The episode closes with a montage. Shirley and Pierce open their sandwich shop in the cafeteria to much delight. Abed reconciles with Britta, saying she's the only shrink he would trust to help him because neither of them have any control over his mind. Troy returns to his friends, now that he is considered the "messiah" of the Air Conditioning Repair Annex and has made them start running it as a regular part of Greendale. Jeff successfully passes his biology final and decides to search online for his father. City College's Dean Spreck (Jordan Black) is shown plotting to wage war on Greendale. It is revealed that Star-Burns (Dino Stamatopoulos) faked his death. Although the Dreamatorium is shown being disassembled, with Troy now moving into that room, Abed secretly installs a miniature version in his blanket fort and steps inside.
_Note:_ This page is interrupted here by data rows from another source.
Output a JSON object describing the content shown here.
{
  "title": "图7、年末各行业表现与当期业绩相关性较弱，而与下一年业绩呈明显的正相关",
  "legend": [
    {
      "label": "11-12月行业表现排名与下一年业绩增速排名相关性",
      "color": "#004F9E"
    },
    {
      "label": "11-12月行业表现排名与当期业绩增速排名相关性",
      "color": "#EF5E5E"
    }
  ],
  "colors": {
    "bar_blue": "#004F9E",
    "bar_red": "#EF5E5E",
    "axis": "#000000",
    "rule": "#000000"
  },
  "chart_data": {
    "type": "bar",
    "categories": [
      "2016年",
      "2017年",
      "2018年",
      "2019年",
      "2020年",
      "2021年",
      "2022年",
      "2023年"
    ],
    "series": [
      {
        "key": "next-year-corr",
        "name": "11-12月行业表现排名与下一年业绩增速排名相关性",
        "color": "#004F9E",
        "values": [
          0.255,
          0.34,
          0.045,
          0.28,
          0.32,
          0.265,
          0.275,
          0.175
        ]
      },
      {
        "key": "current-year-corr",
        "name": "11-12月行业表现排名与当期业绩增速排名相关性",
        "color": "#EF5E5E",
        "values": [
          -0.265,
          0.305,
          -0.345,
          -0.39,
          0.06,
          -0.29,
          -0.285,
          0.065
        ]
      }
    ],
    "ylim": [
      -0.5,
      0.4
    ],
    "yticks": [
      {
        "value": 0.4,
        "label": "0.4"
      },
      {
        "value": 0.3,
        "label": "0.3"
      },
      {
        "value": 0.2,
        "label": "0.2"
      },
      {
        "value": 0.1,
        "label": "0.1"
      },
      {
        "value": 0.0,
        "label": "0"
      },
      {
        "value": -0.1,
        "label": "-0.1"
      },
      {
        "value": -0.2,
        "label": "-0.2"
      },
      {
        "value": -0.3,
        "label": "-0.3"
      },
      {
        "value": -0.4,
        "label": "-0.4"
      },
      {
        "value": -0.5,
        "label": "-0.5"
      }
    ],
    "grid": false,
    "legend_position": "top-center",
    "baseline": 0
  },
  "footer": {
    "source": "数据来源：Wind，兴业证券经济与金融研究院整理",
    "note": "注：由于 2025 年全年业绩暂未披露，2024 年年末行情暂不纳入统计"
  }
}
The screen fades to white with the hashtag #sixseasonsandamovie.

In the closing tag sequence, Leonard reviews a brand of potato chips called Let's via his YouTube page, putting emphasis on the words 'good' and 'buy' in a reference to this episode being the season finale.

==Reception==
===Ratings===
"Introduction to Finality" (which aired at 9:30pm EST and was the third Community episode of the night) was watched by 2.48 million American viewers and received a 1.3/4 rating/share for adults 18 to 49.

===Critical reception===
Matt Richenthal of TV Fanatic gave the episode four stars out of five.

Entertainment Weekly ranked the scene with Star-Burns number six for "Single Most Clever Twist" for the 2012 TV Season Finale Awards.